After joining a cluster, internal storage is lost

SergioRius

Renowned Member
Mar 11, 2015
22
1
68
I already have a Proxmox server. I've raised a new Proxmox server and before adding any service, I'm trying to add it as a node to the first one. So I copy the join info and launch it and it stays thinking. After some time I can see that in the background cluster info screen has appeared a message that says "Connection Error".But the join process seems to have ended, so I close the window and the node seems added to the cluster. Shows the other server and it appears in the Main server GUI.

The only problem it's that it has lost the main storage. It says:
Code:
could not activate storage 'local-zfs', zfs error: cannot import 'rpool': no such pool available (500)

And logically adding any VM fails.Does anyone knows what is happening here? It is a blank new Proxmox instance (7.1-8)

Code:
# pvecm nodes

Membership information
----------------------
    Nodeid      Votes Name
         1          1 deathshadow (local)
         2          1 core
 
the storage.cfg of the joining node and the cluster were different, but only the pre-existing one from the cluster remains after joining.

you can add the missing storage entry over the GUI (Datacenter -> Storage), and limit both the newly added and any pre-existing local storages to their respective nodes.
 
the storage.cfg of the joining node and the cluster were different, but only the pre-existing one from the cluster remains after joining.

you can add the missing storage entry over the GUI (Datacenter -> Storage), and limit both the newly added and any pre-existing local storages to their respective nodes.
Hi Fabian, thanks for your reply. And excuse, me for my lack of experience. I'm trying to move from another hipervisor solution and still don't know Proxmox enough.

With storage.cfg files being different, what do you mean? Being on different machines aren't them supposed to be different? (I imagine them as a config template-like fstab?)

> Even when it can't connect to the storage, it appears in the Datacenter-Storage and nodes child. But clicking on the contents brings the error.
Investigating on the console brings that rpool/data (local-zfs) does not exist and there are no pools.

> Could it be that Proxmox installer for this new node formats with ext4+lvm by default and I should change it to zfs?

I'll try to add that missing storage as you say, but don't know if I'll be able if there isn't a selector or preexisting choices.
By local limiting you mean simply not checking share?
> I haven't been able to do anything. No zfs pools available.

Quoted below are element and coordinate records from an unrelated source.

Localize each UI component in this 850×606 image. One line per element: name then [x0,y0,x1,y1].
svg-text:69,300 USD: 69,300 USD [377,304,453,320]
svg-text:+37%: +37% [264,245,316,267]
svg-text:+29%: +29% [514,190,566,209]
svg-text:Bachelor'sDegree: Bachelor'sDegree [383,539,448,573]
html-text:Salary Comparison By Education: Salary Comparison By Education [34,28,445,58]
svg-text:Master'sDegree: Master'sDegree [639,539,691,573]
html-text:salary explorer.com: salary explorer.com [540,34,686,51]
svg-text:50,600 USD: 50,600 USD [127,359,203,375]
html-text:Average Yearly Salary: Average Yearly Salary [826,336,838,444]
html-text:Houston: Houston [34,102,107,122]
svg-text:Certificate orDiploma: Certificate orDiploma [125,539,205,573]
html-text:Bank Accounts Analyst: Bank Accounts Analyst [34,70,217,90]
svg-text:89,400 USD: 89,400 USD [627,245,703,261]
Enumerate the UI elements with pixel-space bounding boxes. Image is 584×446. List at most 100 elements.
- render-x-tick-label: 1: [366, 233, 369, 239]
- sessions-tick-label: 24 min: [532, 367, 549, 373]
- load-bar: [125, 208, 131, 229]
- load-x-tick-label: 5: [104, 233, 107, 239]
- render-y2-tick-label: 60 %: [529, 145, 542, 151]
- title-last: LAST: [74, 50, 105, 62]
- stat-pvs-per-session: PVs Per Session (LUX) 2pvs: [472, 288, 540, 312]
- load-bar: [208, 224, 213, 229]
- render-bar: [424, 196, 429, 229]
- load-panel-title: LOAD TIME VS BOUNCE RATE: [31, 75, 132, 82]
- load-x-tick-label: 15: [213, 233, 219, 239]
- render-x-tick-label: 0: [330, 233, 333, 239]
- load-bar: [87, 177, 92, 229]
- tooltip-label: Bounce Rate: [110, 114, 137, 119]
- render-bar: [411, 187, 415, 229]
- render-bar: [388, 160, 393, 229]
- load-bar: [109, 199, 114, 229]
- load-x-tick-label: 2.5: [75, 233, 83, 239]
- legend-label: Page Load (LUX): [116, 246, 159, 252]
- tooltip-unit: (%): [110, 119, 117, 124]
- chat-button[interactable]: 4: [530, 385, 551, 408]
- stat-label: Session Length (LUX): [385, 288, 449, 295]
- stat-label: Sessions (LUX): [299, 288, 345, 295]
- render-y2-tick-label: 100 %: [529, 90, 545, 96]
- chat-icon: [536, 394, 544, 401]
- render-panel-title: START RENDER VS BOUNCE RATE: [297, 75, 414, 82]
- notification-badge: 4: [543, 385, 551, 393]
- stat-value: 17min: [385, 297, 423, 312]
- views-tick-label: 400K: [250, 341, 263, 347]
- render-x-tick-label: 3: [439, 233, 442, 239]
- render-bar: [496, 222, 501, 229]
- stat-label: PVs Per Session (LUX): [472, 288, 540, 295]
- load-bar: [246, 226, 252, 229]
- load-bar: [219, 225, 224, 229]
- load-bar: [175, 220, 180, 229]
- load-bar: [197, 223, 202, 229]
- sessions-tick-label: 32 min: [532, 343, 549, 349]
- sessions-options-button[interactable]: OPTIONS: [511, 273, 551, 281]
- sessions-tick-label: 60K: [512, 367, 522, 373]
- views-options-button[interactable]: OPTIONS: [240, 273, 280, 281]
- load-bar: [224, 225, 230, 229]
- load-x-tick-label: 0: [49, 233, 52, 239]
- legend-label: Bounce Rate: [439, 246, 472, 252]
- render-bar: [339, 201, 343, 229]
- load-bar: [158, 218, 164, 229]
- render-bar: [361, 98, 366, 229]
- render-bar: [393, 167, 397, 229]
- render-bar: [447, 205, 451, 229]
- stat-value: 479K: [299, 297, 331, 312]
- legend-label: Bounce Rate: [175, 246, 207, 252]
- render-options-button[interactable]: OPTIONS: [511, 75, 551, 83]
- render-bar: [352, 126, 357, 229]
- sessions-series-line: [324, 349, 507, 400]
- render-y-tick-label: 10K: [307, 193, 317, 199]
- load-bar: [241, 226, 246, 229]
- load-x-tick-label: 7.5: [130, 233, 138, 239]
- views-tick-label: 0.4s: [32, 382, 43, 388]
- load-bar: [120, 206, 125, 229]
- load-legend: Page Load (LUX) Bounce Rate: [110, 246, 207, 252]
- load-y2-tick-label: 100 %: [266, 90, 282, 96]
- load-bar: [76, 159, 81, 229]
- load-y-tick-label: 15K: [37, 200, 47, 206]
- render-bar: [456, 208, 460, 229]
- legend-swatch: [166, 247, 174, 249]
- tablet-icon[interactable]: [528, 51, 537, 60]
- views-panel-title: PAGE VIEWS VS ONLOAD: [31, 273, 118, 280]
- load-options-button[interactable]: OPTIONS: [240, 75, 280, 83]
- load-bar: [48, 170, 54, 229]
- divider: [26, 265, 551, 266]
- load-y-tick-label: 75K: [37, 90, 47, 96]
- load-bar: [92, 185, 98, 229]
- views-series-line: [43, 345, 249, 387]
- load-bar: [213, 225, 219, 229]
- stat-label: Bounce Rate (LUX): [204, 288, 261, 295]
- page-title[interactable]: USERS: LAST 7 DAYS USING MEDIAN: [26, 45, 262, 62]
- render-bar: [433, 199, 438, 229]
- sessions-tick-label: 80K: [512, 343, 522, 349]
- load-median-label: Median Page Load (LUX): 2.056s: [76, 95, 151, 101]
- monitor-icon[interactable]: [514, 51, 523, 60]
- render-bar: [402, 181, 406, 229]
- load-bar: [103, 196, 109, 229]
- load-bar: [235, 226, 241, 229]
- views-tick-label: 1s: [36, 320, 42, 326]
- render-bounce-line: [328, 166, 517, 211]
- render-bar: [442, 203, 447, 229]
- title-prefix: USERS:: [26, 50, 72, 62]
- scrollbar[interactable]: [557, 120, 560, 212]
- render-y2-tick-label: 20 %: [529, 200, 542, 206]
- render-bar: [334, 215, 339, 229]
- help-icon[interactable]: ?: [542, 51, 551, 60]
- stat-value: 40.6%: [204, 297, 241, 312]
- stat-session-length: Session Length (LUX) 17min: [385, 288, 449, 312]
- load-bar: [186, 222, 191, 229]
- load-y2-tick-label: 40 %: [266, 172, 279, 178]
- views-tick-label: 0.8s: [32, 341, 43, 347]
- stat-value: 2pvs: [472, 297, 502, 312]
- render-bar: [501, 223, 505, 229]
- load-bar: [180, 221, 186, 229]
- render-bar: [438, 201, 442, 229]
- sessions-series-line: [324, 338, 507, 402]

There two circumstances that could cause this problem... one is that the existing server is a "network" server. It does host a pfsense VM and DNS and some other related things. Router is configured as a stick, so it has a trunk interface and it's "main" vlan is to say 3.
The new node will be an automation server and it's untagged to vlan 5. I didn't think that should be related because the first is the gateway and as for the moment there aren't any rules on the fw. Unless the fact that the gateway is a VM has something to do.

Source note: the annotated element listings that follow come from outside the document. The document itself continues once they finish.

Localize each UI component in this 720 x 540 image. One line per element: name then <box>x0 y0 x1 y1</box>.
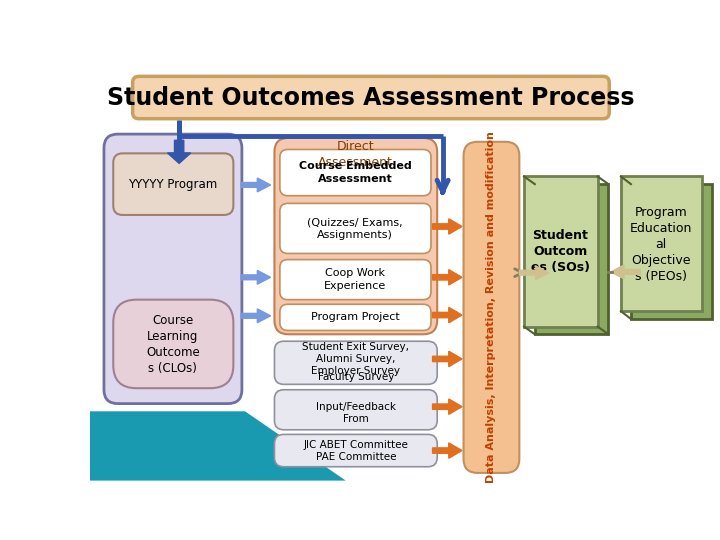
FancyBboxPatch shape <box>280 260 431 300</box>
Polygon shape <box>168 140 191 164</box>
Text: Direct
Assessment: Direct Assessment <box>318 140 393 168</box>
Text: Faculty Survey: Faculty Survey <box>318 373 394 382</box>
Polygon shape <box>433 269 462 285</box>
FancyBboxPatch shape <box>280 204 431 253</box>
Bar <box>631 184 712 319</box>
Text: From: From <box>343 414 369 424</box>
FancyBboxPatch shape <box>274 434 437 467</box>
Polygon shape <box>611 265 640 279</box>
Text: Course
Learning
Outcome
s (CLOs): Course Learning Outcome s (CLOs) <box>146 314 200 375</box>
Text: Course Embedded
Assessment: Course Embedded Assessment <box>299 161 411 184</box>
Text: (Quizzes/ Exams,
Assignments): (Quizzes/ Exams, Assignments) <box>307 218 403 240</box>
FancyBboxPatch shape <box>280 150 431 195</box>
FancyBboxPatch shape <box>104 134 242 403</box>
Bar <box>621 177 702 311</box>
Text: JIC ABET Committee
PAE Committee: JIC ABET Committee PAE Committee <box>303 440 408 462</box>
FancyBboxPatch shape <box>113 300 233 388</box>
Text: Data Analysis, Interpretation, Revision and modification: Data Analysis, Interpretation, Revision … <box>487 131 497 483</box>
Polygon shape <box>433 219 462 234</box>
Text: Input/Feedback: Input/Feedback <box>316 402 396 411</box>
Polygon shape <box>433 443 462 458</box>
FancyBboxPatch shape <box>274 341 437 384</box>
Text: Student Outcomes Assessment Process: Student Outcomes Assessment Process <box>107 86 634 110</box>
Bar <box>535 184 608 334</box>
Polygon shape <box>433 399 462 414</box>
Polygon shape <box>241 271 271 284</box>
Polygon shape <box>241 309 271 323</box>
Bar <box>524 177 598 327</box>
Polygon shape <box>433 307 462 323</box>
FancyBboxPatch shape <box>113 153 233 215</box>
Text: Program Project: Program Project <box>310 312 400 322</box>
FancyBboxPatch shape <box>274 138 437 334</box>
FancyBboxPatch shape <box>464 142 519 473</box>
Text: Program
Education
al
Objective
s (PEOs): Program Education al Objective s (PEOs) <box>630 206 693 283</box>
Text: Student Exit Survey,
Alumni Survey,
Employer Survey: Student Exit Survey, Alumni Survey, Empl… <box>302 342 410 376</box>
Polygon shape <box>433 351 462 367</box>
FancyBboxPatch shape <box>274 390 437 430</box>
Polygon shape <box>90 411 346 481</box>
Text: Coop Work
Experience: Coop Work Experience <box>324 268 386 291</box>
Polygon shape <box>519 266 549 280</box>
Text: Student
Outcom
es (SOs): Student Outcom es (SOs) <box>531 230 590 274</box>
Text: YYYYY Program: YYYYY Program <box>128 178 217 191</box>
FancyBboxPatch shape <box>280 304 431 330</box>
FancyBboxPatch shape <box>132 76 609 119</box>
Polygon shape <box>241 178 271 192</box>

The second point is that node1 it's at version 6.4 and the new one's 7.1-8. I saw several threads telling that there will be enough compatibility between those version, although not recommended for production.
I have full VM backups on internal and external storage, but I'm so, so scared to upgrade the first node, it being the main gateway.
 
Last edited:
Hi Fabian, thanks for your reply. And excuse, me for my lack of experience. I'm trying to move from another hipervisor solution and still don't know Proxmox enough.

With storage.cfg files being different, what do you mean? Being on different machines aren't them supposed to be different? (I imagine them as a config template-like fstab?)

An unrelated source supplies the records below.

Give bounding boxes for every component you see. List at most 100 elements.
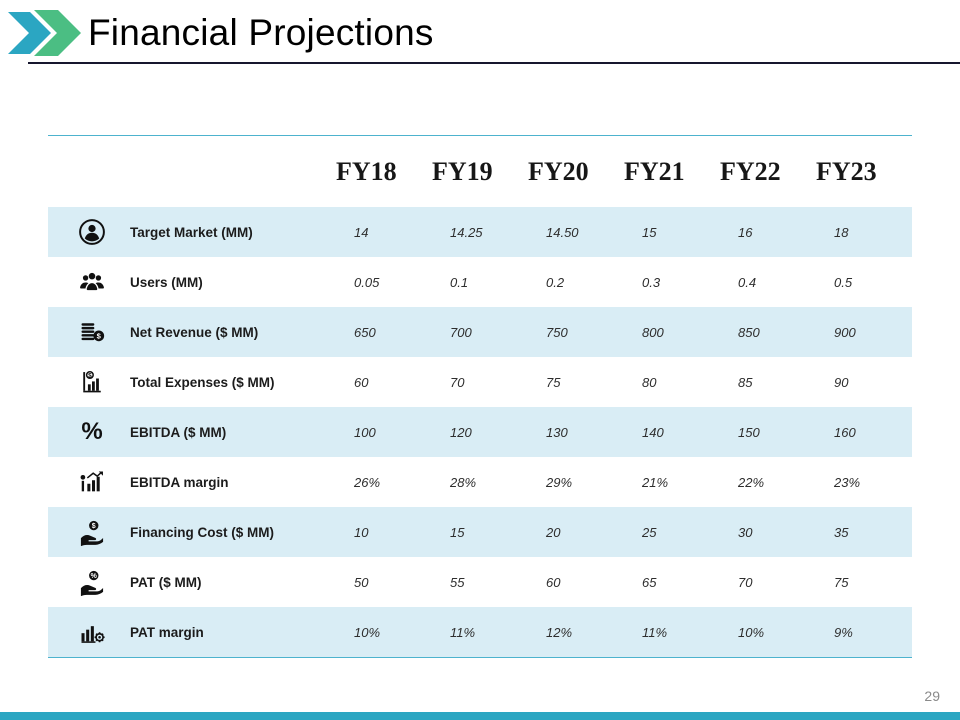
row-header-cell: $ Total Expenses ($ MM)	[48, 366, 336, 398]
value-cell: 10%	[354, 624, 381, 640]
value-cell: 85	[738, 374, 753, 390]
row-header-cell: % EBITDA ($ MM)	[48, 416, 336, 448]
row-label: EBITDA ($ MM)	[130, 424, 227, 440]
row-label: Target Market (MM)	[130, 224, 253, 240]
value-cell: 70	[738, 574, 753, 590]
value-cell: 30	[738, 524, 753, 540]
row-label: Financing Cost ($ MM)	[130, 524, 274, 540]
value-cell: 14.50	[546, 224, 579, 240]
value-cell: 26%	[354, 474, 381, 490]
value-cell: 100	[354, 424, 376, 440]
row-label: Users (MM)	[130, 274, 203, 290]
table-row: PAT margin 10% 11% 12% 11% 10% 9%	[48, 607, 912, 657]
row-label: Net Revenue ($ MM)	[130, 324, 259, 340]
value-cell: 9%	[834, 624, 853, 640]
value-cell: 18	[834, 224, 849, 240]
chevron-logo-icon	[8, 10, 81, 56]
value-cell: 60	[546, 574, 561, 590]
value-cell: 0.1	[450, 274, 469, 290]
value-cell: 700	[450, 324, 472, 340]
value-cell: 15	[642, 224, 657, 240]
financing-cost-icon: $	[76, 516, 108, 548]
value-cell: 80	[642, 374, 657, 390]
double-chevron-logo	[8, 10, 84, 56]
table-row: EBITDA margin 26% 28% 29% 21% 22% 23%	[48, 457, 912, 507]
page-number: 29	[924, 688, 940, 704]
row-label: EBITDA margin	[130, 474, 229, 490]
table-header-row: FY18 FY19 FY20 FY21 FY22 FY23	[48, 136, 912, 207]
value-cell: 75	[834, 574, 849, 590]
row-label: PAT margin	[130, 624, 204, 640]
value-cell: 0.2	[546, 274, 565, 290]
row-header-cell: PAT margin	[48, 616, 336, 648]
value-cell: 75	[546, 374, 561, 390]
table-row: Target Market (MM) 14 14.25 14.50 15 16 …	[48, 207, 912, 257]
ebitda-margin-icon	[76, 466, 108, 498]
value-cell: 130	[546, 424, 568, 440]
value-cell: 10	[354, 524, 369, 540]
bottom-accent-bar	[0, 712, 960, 720]
value-cell: 35	[834, 524, 849, 540]
value-cell: 25	[642, 524, 657, 540]
table-row: % PAT ($ MM) 50 55 60 65 70 75	[48, 557, 912, 607]
value-cell: 160	[834, 424, 856, 440]
value-cell: 65	[642, 574, 657, 590]
value-cell: 10%	[738, 624, 765, 640]
value-cell: 29%	[546, 474, 573, 490]
row-header-cell: EBITDA margin	[48, 466, 336, 498]
target-market-icon	[76, 216, 108, 248]
value-cell: 140	[642, 424, 664, 440]
col-header-fy19: FY19	[432, 156, 493, 186]
svg-text:$: $	[88, 372, 92, 379]
value-cell: 800	[642, 324, 664, 340]
financial-projections-table: FY18 FY19 FY20 FY21 FY22 FY23 Target Mar…	[48, 135, 912, 658]
row-header-cell: Target Market (MM)	[48, 216, 336, 248]
value-cell: 23%	[834, 474, 861, 490]
col-header-fy21: FY21	[624, 156, 685, 186]
value-cell: 120	[450, 424, 472, 440]
value-cell: 28%	[450, 474, 477, 490]
row-header-cell: $ Financing Cost ($ MM)	[48, 516, 336, 548]
value-cell: 21%	[642, 474, 669, 490]
row-label: PAT ($ MM)	[130, 574, 202, 590]
col-header-fy22: FY22	[720, 156, 781, 186]
pat-icon: %	[76, 566, 108, 598]
value-cell: 0.05	[354, 274, 380, 290]
pat-margin-icon	[76, 616, 108, 648]
value-cell: 150	[738, 424, 760, 440]
value-cell: 16	[738, 224, 753, 240]
table-row: $ Net Revenue ($ MM) 650 700 750 800 850…	[48, 307, 912, 357]
value-cell: 900	[834, 324, 856, 340]
value-cell: 11%	[450, 624, 476, 640]
svg-text:$: $	[97, 332, 102, 341]
row-header-cell: Users (MM)	[48, 266, 336, 298]
col-header-fy23: FY23	[816, 156, 877, 186]
value-cell: 22%	[738, 474, 765, 490]
net-revenue-icon: $	[76, 316, 108, 348]
table-top-border	[48, 135, 912, 136]
row-header-cell: % PAT ($ MM)	[48, 566, 336, 598]
value-cell: 90	[834, 374, 849, 390]
value-cell: 60	[354, 374, 369, 390]
row-label: Total Expenses ($ MM)	[130, 374, 275, 390]
svg-text:%: %	[91, 573, 98, 580]
table-row: $ Financing Cost ($ MM) 10 15 20 25 30 3…	[48, 507, 912, 557]
value-cell: 0.3	[642, 274, 661, 290]
value-cell: 0.5	[834, 274, 853, 290]
table-row: Users (MM) 0.05 0.1 0.2 0.3 0.4 0.5	[48, 257, 912, 307]
svg-text:$: $	[92, 523, 96, 530]
row-header-cell: $ Net Revenue ($ MM)	[48, 316, 336, 348]
table-row: $ Total Expenses ($ MM) 60 70 75 80 85 9…	[48, 357, 912, 407]
col-header-fy20: FY20	[528, 156, 589, 186]
total-expenses-icon: $	[76, 366, 108, 398]
value-cell: 55	[450, 574, 465, 590]
value-cell: 650	[354, 324, 376, 340]
table-row: % EBITDA ($ MM) 100 120 130 140 150 160	[48, 407, 912, 457]
title-divider	[28, 62, 960, 64]
value-cell: 50	[354, 574, 369, 590]
page-title: Financial Projections	[88, 12, 434, 53]
value-cell: 0.4	[738, 274, 757, 290]
value-cell: 12%	[546, 624, 573, 640]
col-header-fy18: FY18	[336, 156, 397, 186]
value-cell: 70	[450, 374, 465, 390]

I mean, before the join operation, you had two storage.cfg files
  • shared one of the existing cluster (which might only have consisted of a single node ;))
  • one of the joining node
the storage config is shared across a cluster - it's a single file in /etc/pve, and each entry can (optionally) have an option set to tell PVE that this storage is not valid on all nodes, but just a subset.

> Even when it can't connect to the storage, it appears in the Datacenter-Storage and nodes child. But clicking on the contents brings the error.
Investigating on the console brings that rpool/data (local-zfs) does not exist and there are no pools.

> Could it be that Proxmox installer for this new node formats with ext4+lvm by default and I should change it to zfs?

I'll try to add that missing storage as you say, but don't know if I'll be able if there isn't a selector or preexisting choices.
By local limiting you mean simply not checking share?
the 'shared' flag is to tell PVE that this storage has the same contents on all nodes where it is available (e.g., an NFS storage, or a distributed storage like Ceph). a local storage should never have this flag set, as it will confuse PVE and cause issues. what I meant is that if you previously had a local-zfs storage on the cluster, and your new node doesn't have this storage, you need to edit it and set the 'nodes' limit to those nodes where it actually is available. same for the previous storages of the new node when re-adding them.

> I haven't been able to do anything. No zfs pools available.

There two circumstances that could cause this problem... one is that the existing server is a "network" server. It does host a pfsense VM and DNS and some other related things. Router is configured as a stick, so it has a trunk interface and it's "main" vlan is to say 3.
The new node will be an automation server and it's untagged to vlan 5. I didn't think that should be related because the first is the gateway and as for the moment there aren't any rules on the fw. Unless the fact that the gateway is a VM has something to do.

The second point is that node1 it's at version 6.4 and the new one's 7.1-8. I saw several threads telling that there will be enough compatibility between those version, although not recommended for production.
I have full VM backups on internal and external storage, but I'm so, so scared to upgrade the first node, it being the main gateway.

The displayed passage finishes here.